Dealer-related Information in Colorado
Colorado requires certain individuals and businesses that link prospective customers with dealers to possess a "used car license." Generally, if you simply stick to referring without direct involvement, you do not need any certification.
Referring, as defined by the Colorado Auto Industry Division, does not involve receiving compensation from any party or include acting as a participant in the sale (no negotiation or offers made).
If you assist in the process of the sale between a dealer and customer you most likely need the proper accreditation. Assisting is a whole other ballgame because it involves the physical act(s) of aiding in the negotiation, financing, and closing of a sale. It is also defined as delivering a vehicle, accepting the down payment for a vehicle on a dealer's behalf, and receiving compensation for all of these activities or services. The Colorado Auto Division Industry provides comprehensive guidelines for referring and assisting.
If you do need to obtain a license, find out how to apply.
There is an extensive process to maneuver through for those seeking to file a complaint with the Auto Industry Division, which is the enforcement arm overseeing dealers, manufacturers, and wholesalers.
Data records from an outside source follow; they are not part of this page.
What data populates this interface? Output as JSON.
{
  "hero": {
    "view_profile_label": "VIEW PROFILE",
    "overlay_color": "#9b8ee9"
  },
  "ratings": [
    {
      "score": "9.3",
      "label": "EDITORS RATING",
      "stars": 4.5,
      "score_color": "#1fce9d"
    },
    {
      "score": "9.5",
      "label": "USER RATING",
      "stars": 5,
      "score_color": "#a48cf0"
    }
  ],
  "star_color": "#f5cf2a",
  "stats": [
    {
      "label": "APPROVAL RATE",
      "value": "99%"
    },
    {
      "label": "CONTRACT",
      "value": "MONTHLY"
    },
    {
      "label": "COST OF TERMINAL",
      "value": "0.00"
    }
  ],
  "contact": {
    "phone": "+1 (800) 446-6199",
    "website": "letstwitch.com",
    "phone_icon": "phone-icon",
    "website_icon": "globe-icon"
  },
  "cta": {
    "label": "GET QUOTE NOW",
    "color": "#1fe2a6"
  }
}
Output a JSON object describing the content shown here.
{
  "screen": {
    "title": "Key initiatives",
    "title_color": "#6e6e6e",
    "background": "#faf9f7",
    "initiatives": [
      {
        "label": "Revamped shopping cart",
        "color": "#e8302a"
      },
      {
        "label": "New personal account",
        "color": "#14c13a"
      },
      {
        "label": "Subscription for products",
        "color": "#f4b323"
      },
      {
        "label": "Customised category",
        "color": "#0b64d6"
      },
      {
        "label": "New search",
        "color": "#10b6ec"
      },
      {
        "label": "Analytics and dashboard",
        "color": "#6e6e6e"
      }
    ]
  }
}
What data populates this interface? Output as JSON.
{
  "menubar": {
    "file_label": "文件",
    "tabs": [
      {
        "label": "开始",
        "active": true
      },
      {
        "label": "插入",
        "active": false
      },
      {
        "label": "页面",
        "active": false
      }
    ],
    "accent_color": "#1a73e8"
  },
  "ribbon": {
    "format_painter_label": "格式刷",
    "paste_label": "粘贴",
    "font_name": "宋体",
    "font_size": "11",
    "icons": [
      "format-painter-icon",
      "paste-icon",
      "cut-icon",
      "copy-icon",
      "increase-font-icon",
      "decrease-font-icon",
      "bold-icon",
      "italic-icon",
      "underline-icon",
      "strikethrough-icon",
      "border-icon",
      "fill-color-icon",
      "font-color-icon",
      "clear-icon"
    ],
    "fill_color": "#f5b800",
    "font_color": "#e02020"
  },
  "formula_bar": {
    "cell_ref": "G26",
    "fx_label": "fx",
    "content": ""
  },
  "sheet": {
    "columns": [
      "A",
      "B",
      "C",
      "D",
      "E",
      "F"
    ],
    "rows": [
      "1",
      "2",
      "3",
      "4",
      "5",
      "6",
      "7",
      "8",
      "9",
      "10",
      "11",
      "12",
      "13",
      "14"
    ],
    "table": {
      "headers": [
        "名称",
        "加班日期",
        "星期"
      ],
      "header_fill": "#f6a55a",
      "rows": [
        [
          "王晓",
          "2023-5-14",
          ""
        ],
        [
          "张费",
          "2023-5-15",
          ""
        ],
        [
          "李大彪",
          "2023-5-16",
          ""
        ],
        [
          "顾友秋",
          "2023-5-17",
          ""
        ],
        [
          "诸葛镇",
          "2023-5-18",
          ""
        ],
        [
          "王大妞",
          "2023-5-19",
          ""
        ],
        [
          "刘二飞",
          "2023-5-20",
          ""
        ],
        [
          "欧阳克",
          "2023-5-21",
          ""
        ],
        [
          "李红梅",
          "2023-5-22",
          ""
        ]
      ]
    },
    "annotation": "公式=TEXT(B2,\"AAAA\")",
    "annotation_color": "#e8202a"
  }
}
It is important to understand the rights of a consumer filing the grievance within the boundaries of the motor vehicle laws, and the regulations governing those at the receiving end of the complaint.
Grievances can include distorting an odometer reading, not meeting contract terms, or not disclosing a salvage vehicle's origin.
It is in the best interests of all parties to resolve the issue without the formality of a written complaint, but on many occasions the dealer and consumer cannot come to a consensus. Filed complaints need to be registered on either Form DR2122 or Form DR2121 . Send completed forms to the address on the form
For more information, contact the Auto Industry Division at (303) 205-5746.
A "curbstoner" is an unlicensed salesperson or dealer. They are not under the regulation umbrella of the Colorado Motor Vehicle Dealer Board nor the Colorado Consumer Protection Act, and thus pose a threat to consumers. They tend to commit fraud by selling undisclosed salvage vehicles, and they lack a permanent place of business, fail to pay sales taxes, roll back odometers, and will not hold a title in their name, making them difficult to pin down.
If you find that you are dealing with one of these scoundrels, you should report them at once using the above complaint process.
If your dealership also has a service center, the law in Colorado does not allow any work to be started without first offering the customer a written estimate. Once the estimate is completed the final bill must not surpass the estimate by more than 10% or $25.
The Lemon Law in Colorado is much the same as in other states, and acts as a consumer safeguard against faulty vehicles. In many ways the dealer is a go-between for the customer and the manufacturer, and if the dealership has a service center, repairs most likely will be conducted there.
In a nutshell, the law states a customer can get a replacement car or their money back if a vehicle sold to them has a defective part that cannot be rectified after four attempts. The vehicle in question needs to be under warranty, and each of the four tries at fixing the problem need to occur within a year's time.